12/13/2008 05:12 am ET Updated May 25, 2011

Born In The U.S.A. - Expats Look Back


An excited, anxious mix of Americans and Germans crowded into the Babylon Theatre in Berlin last Tuesday to watch the election results roll in live on the big screen.

It was an eight-hour nocturnal marathon, with people switching between beer and coffee to calm their nerves and stay awake, respectively. As soon as the contest was called there was a storm of cheering, crying and dancing. It was 6 AM German time when Obama gave his acceptance speech. A new day was literally dawning.

"I want to apologize for using the word 'damn' earlier", said the MC, a slim black man with a broad smile, "but damn am I excited. I feel like I'm on Fantasy Island right now."

Our group finally stumbled out of the theatre at 8 AM, bleary-eyed and cotton-headed, and straight into a bakery for some rolls and coffee.

"Obama won?" asked a Turkish-German kid, in what seemed like mild disbelief.

"Obama won" I informed the bemused morning commuters on the subway-ride home.

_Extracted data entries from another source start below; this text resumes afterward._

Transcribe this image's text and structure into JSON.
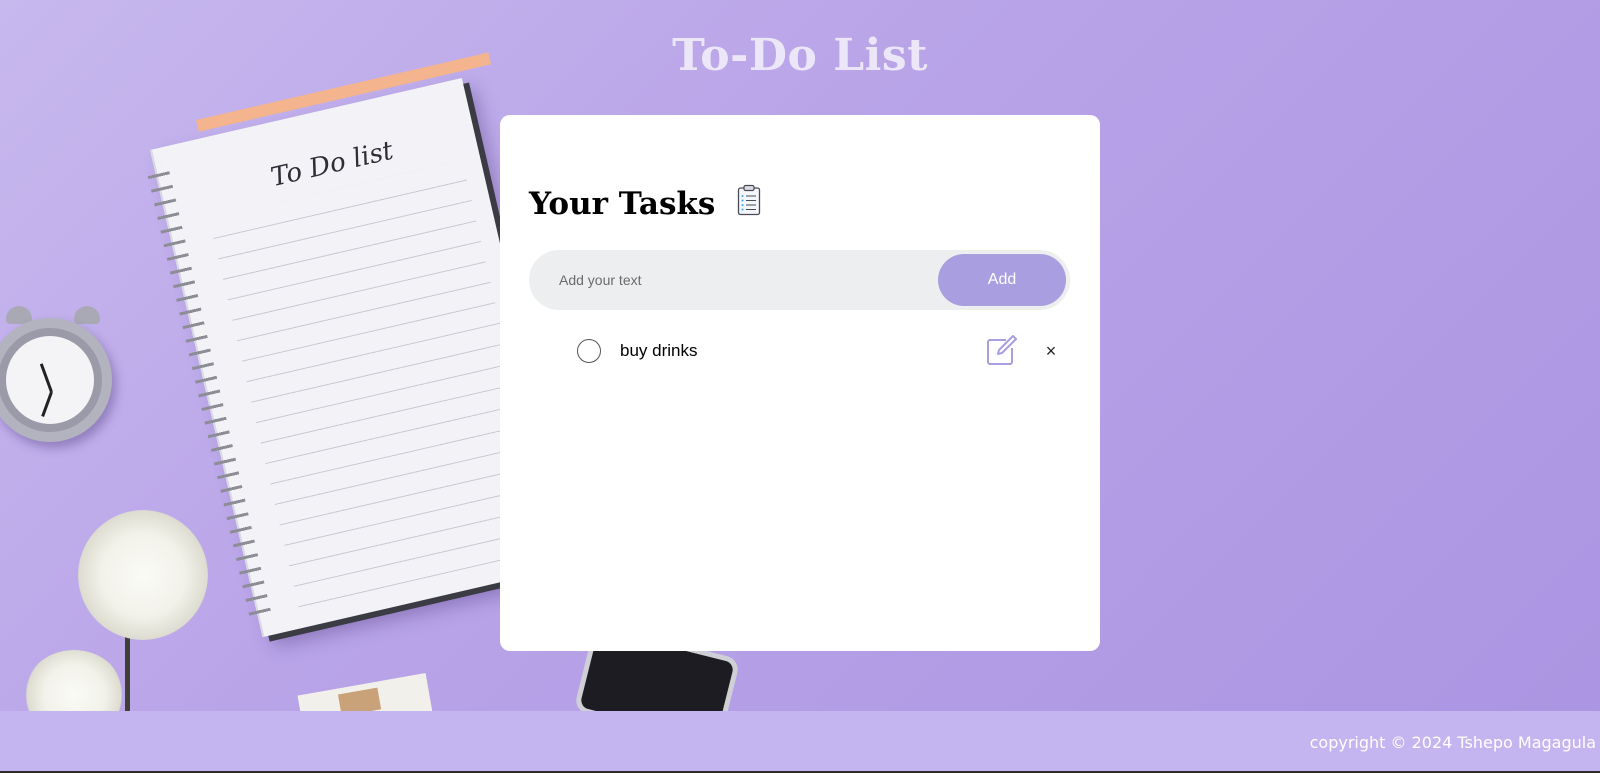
{
  "header": {
    "title": "To-Do List"
  },
  "card": {
    "heading": "Your Tasks",
    "heading_icon": "clipboard-icon",
    "input": {
      "placeholder": "Add your text",
      "value": ""
    },
    "add_label": "Add"
  },
  "tasks": [
    {
      "text": "buy drinks",
      "checked": false,
      "edit_icon": "edit-icon",
      "delete_label": "×"
    }
  ],
  "footer": {
    "text": "copyright © 2024 Tshepo Magagula"
  },
  "background": {
    "notebook_title": "To Do list",
    "scene": "notebook, alarm clock, white flowers, phone"
  },
  "colors": {
    "accent": "#a99ee0",
    "background": "#b9a4e8",
    "footer": "#c4b4ef",
    "title": "#ece6f9"
  }
}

"In case you were wondering, Obama won" I told a stranger I passed on the street.

For days after the election, there were parties -- and at least one American-style barbecue -- across Berlin, gatherings of Americans and Germans alike, all still reeling in various states of euphoria and disbelief.

The expatriates I talked to were proud of what had happened. People leave a country for various reasons but cultural and political disillusionment rank highly among them. These -- mostly young -- Americans described a new sense of optimism and possibility. Perhaps most importantly, many told me that Obama's victory made them more eager and likely to return to the United States. One Californian expat decided that same day that he would change his ticket and head home.

If America is indeed on the path to being cool again we might see a wave of this sort of voluntary repatriation. An estimated 100,000 Americans live in Germany alone and many are members of what the New York Times has dubbed Generation O, who volunteered, donated and voted in heavy numbers and who feel - to a degree rightfully so - that Obama is their president.

If he wants to keep their loyalty the new president will have to show them that he cares about their concerns. Even as he weighs which issues to tackle first, he'll have to work swiftly to promote a healthy economy that creates jobs for young Americans and he'll need to take bold steps to deal with the rising college costs that currently compound the effects of a poor job market by shackling graduates with debt before they can earn their first paychecks.

As Obama himself has acknowledged, it won't be easy. The honeymoon will end and it remains to be seen what sort of president he will be and what impact he'll have.

Nevertheless, come what may, come what surely will, America has made a bold move.

And to quote the Election Night MC - "Damn am I excited".